Lo había tenido todo para aspirar al triunfo más rotundo, pero falló por lo más fácil: se le acabó el resuello. Y aquí estaba ahora, a las dos de la madrugada, leyendo tebeos del Príncipe Valiente. Por supuesto que sí, sin duda era culpable. El jueves pasado, cuando terminó la reunión, César intentó acercarse a Morton: Perdonamortonpero, disculpamortonesque, las frases le ardían en los labios mientras se aproximaba a él, sorteando grupos de personas puestas en pie que le miraban. Todos le miraban a él, a César. Y César necesitaba imperiosamente que Morton le absolviera; ni siquiera disculparse, ya no quería ni eso; sólo hablar con él un intante, reencontrar la antigua complicidad, renovar su permiso de existencia: Perdonamortonpero. Morton iba ya hacia el pasillo hablando con Quesada, César se colocó ante ellos. Disculpa, dijo Morton, agarrando a Quesada del brazo y sorteando a César limpiamente. Desaparecieron los dos corredor adelante enfrascados en su asunto, que sin duda era profesional y serio y no como el suyo, envidió César desesperadamente. La sala de juntas estaba todavía llena porque el Rey solía salir siempre el primero; y ahí permanecían todos los demás, mirándole como se contempla a un bicho raro. Vaya, César, tienes todo el aspecto del hombre que acaba de perder un tren, exclamó jocosamente Nacho. Pequeñas risas alrededor.
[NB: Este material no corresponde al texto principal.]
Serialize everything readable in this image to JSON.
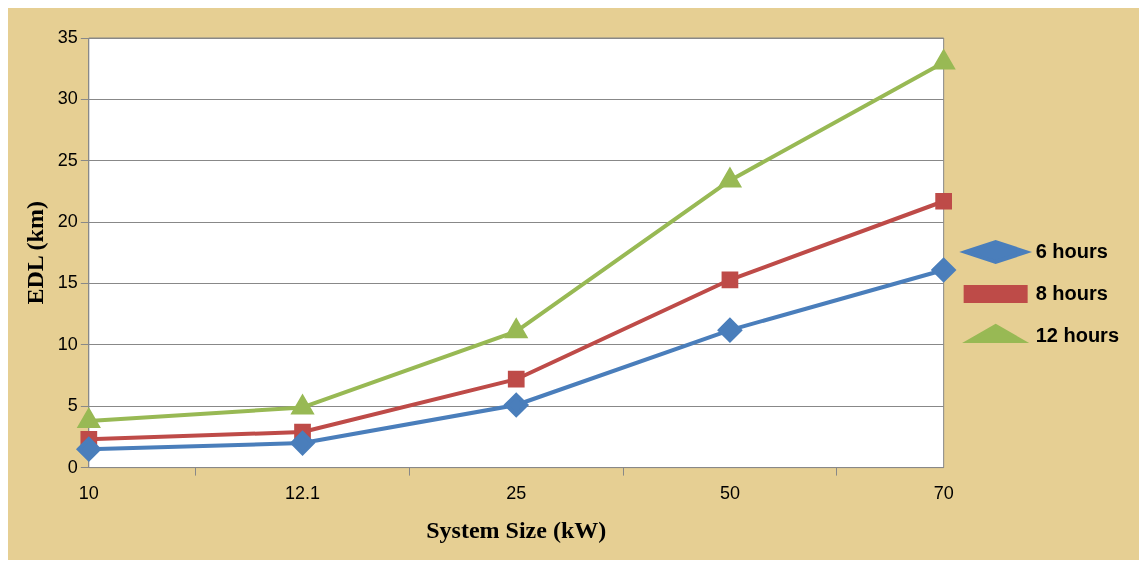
{
  "chart_data": {
    "type": "line",
    "xlabel": "System Size (kW)",
    "ylabel": "EDL (km)",
    "categories": [
      "10",
      "12.1",
      "25",
      "50",
      "70"
    ],
    "series": [
      {
        "name": "6 hours",
        "color": "#4a7ebb",
        "marker": "diamond",
        "values": [
          1.5,
          2.0,
          5.1,
          11.2,
          16.1
        ]
      },
      {
        "name": "8 hours",
        "color": "#be4b48",
        "marker": "square",
        "values": [
          2.3,
          2.9,
          7.2,
          15.3,
          21.7
        ]
      },
      {
        "name": "12 hours",
        "color": "#98b954",
        "marker": "triangle",
        "values": [
          3.8,
          4.9,
          11.1,
          23.4,
          33.0
        ]
      }
    ],
    "ylim": [
      0,
      35
    ],
    "yticks": [
      0,
      5,
      10,
      15,
      20,
      25,
      30,
      35
    ],
    "grid": "y",
    "legend": "right",
    "line_style": "solid"
  }
}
Y Nacho de nuevo, obsequioso, suave, rematando: ¿Querías algo importante de Morton? Yo voy ahora a comer con él, si quieres le digo algo de tu parte. Entonces César hubiera querido gritar: Llevo veinticinco años de profesión y he sido el mejor durante diez; y cuando yo empecé en este oficio tú aún te meabas los calzones. Eso es lo que César deseaba gritar, y quizá lo hubiera hecho de no ser por el burbujeo que le subía nariz arriba, por la inundación que le apretaba la garganta. Así es que respiró hondo y soltó un nonono, no es nada. Y pensar que fue él quien metió a Nacho en la empresa, gimió César mientras hacía trizas, apenas consciente, el viejo tebeo del Príncipe Valiente.